Wait Till the Sun Shines, Nellie

samedi 22 mai 2021, 11h45

Salle Henri Langlois

11h45 13h35 (108 min)

Henry King
États-Unis / 1952 / 108 min / 35mm / VOSTF

Avec Jean Peters, David Wayne.

Une petite commune du Midwest, en 1945. Ben Halper, le plus ancien barbier de la ville, se souvient de son arrivée dans la bourgade en 1895, avec son épouse, Nellie.

Dès Tol'able David, l'œuvre de King comme celle de Clarence Brown abonde en chroniques provinciales, ce que Films in Reviews appelait des « morceaux d'Americana », genre méconnu et souvent raillé par la critique française, auquel on peut rattacher le cycle du Juge Priest de Ford, ou Stars in my Crown de Tourneur. Œuvre infiniment personnelle, Wait Till the Sun Shines, Nellie en constitue un des aboutissements, tout en subvertissant le message optimiste qui en est souvent la règle.

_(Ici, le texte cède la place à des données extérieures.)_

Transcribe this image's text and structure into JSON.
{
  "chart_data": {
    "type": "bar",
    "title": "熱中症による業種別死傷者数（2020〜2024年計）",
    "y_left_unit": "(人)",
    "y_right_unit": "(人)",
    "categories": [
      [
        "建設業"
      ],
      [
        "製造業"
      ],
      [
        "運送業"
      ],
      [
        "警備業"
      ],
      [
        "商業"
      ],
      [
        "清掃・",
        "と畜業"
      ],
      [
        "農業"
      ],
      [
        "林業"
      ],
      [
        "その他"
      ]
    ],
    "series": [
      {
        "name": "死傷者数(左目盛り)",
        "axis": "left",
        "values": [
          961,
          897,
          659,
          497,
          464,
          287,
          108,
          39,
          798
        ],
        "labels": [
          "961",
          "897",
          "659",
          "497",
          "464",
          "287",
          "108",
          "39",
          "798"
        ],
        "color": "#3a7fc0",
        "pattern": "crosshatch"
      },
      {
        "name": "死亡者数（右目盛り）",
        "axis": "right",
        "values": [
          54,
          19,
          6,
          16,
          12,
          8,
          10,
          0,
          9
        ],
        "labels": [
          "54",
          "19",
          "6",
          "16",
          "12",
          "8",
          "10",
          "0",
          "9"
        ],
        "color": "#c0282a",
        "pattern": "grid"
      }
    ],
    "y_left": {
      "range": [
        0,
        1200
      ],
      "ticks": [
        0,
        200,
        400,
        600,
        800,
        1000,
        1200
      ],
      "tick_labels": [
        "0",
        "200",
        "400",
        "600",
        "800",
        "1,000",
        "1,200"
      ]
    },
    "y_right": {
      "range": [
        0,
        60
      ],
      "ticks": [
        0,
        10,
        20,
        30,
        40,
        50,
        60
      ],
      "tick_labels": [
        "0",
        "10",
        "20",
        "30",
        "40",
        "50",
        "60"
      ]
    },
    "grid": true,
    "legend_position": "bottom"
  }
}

Le film, sidérant, se transforme sous nos yeux en une chronique rurale finalement très sombre, aussi bien dramatiquement que visuellement (les pièces sont très peu éclairées avec ici et là une lampe à huile) et Leon Shamroy prend des risques incroyables, filme les acteurs à contre-jour ou dans une demi-obscurité. Il procède à d'audacieux mélanges de couleurs, opposant les jaunes et les bleus dans le même plan : ainsi, lors de son retour, dans un crépuscule bleuté, Ben est interpellé par la veuve de Jordan qui le traite d'assassin, avant de courir vers sa maison nimbée d'une lumière orangée, éclairée comme l'Enfer. C'est un des seuls films de l'époque (avec Forever Amber, toujours Shamroy) où l'éclairage des lampes à huile paraît juste.

L'audace novatrice de la photo est en osmose avec le scénario de l'auteur semi-blacklisté Allan Scott. Tiré d'un livre de Ferdinand Reyher – dont Pierre Rissient dit qu'il travailla avec Brecht – le script joue sur les erreurs psychologiques, les faux pas, les cachotteries de nombreux personnages, dont le héros. C'est une chronique truffée de morts, d'échecs, de ruptures. Le Rêve Américain est mis à mal par l'adultère, les préjugés raciaux, le crime organisé, et les œillères, l'égoïsme masculin, du personnage qu'incarne David Wayne.